Egypt Sentences 17 to Death in Attacks on Christians

An Egyptian military court handed down death sentences on Thursday to 17 people convicted in a series of fatal attacks on Christians that started in December 2016 and left more than 80 people dead and 150 wounded.

Egyptian state media said the defendants were accused of belonging to the Islamic State and of plotting attacks against Christian churches and a police checkpoint. Egypt has faced a wave of Islamic militancy since the 2013 military overthrow of Mohamed Morsi, the Muslim Brotherhood leader who had been elected president, and the subsequent crackdown on his supporters.

Nineteen other defendants were given life sentences on Thursday, nine were given sentences of 15 years, and one received a 10-year term. The sentences can still be appealed.

The attacks began in December 2016, when a suicide bomber entered the St. Mark’s Cathedral compound in Cairo, killing 29 people. Then, on ِPalm Sunday in April 2017, suicide bombers attacked two Coptic churches in northern Egypt, killing 45 people and injuring dozens more. Both attacks were later claimed by the Islamic State. A third attack occurred in December 2017, leaving nine dead.

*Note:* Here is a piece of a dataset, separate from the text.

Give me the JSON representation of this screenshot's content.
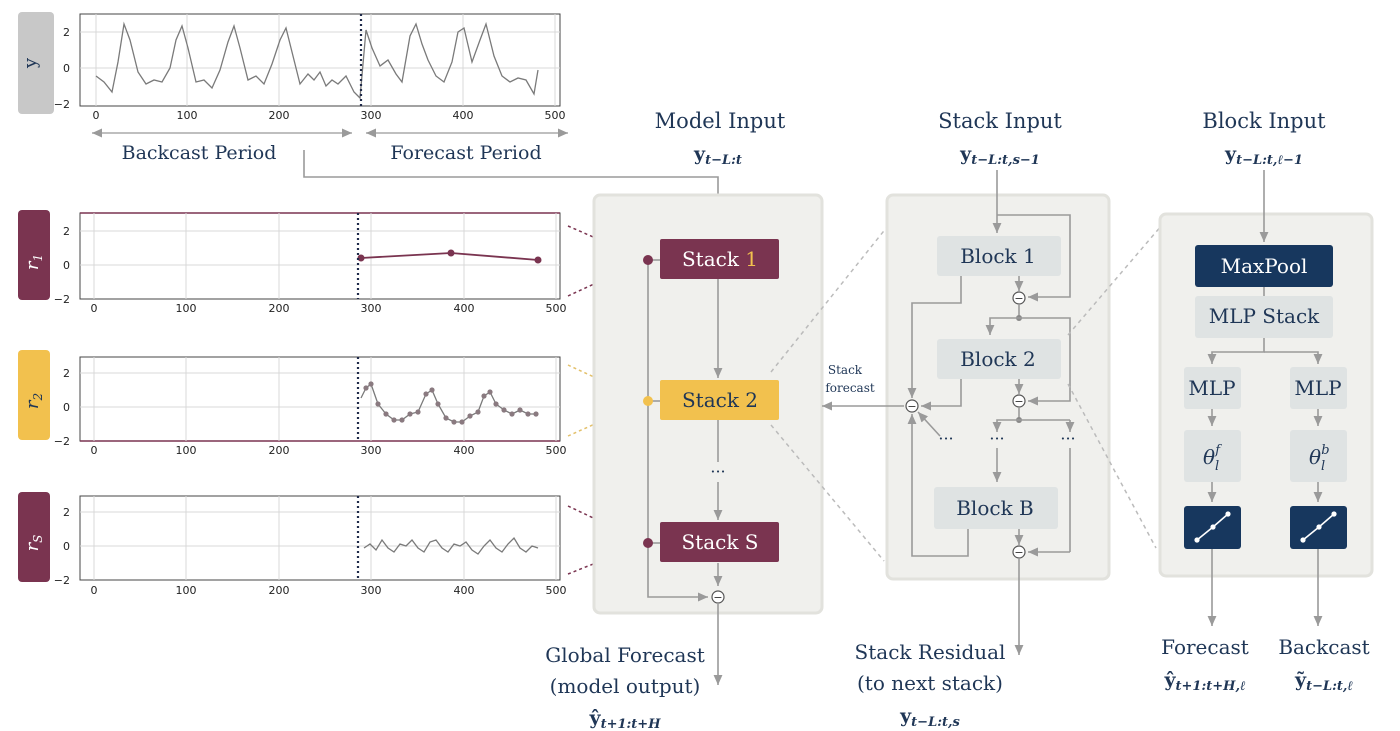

The government’s response to the attacks under President Abdel Fattah el-Sisi, who took power in 2014, has often involved mass trials and death sentences. Human rights groups say that the military trials are unfair to defendants and that death sentences are being handed out indiscriminately as a deterrent to further attacks.

This year, several Egyptian nongovernmental organizations released a joint statement noting that 39 people had been executed between December 2017 and March 2018 — including at least 19 in one week in January — and expressing concern that the executions were retaliation for unrelated attacks.

Najia Bounaim, the North Africa campaign director for Amnesty International, said that mass death sentences, such as those on Thursday, that were handed down after “grossly unfair” military trials did not serve justice and would not prevent more attacks.

Amnesty International said in a statement on Thursday that all personnel in military courts, including judges and prosecutors, are serving members of the military who report to the Minister of Defense and are untrained in the rule of law or fair-trial standards.

Sara el-Sherif, of the Egyptian group No Military Trials for Civilians, said defendants in military courts typically had no access to their lawyers, who themselves could not view the case files. “Military trials take injustice a step further beyond lousy civilian trials,” she said.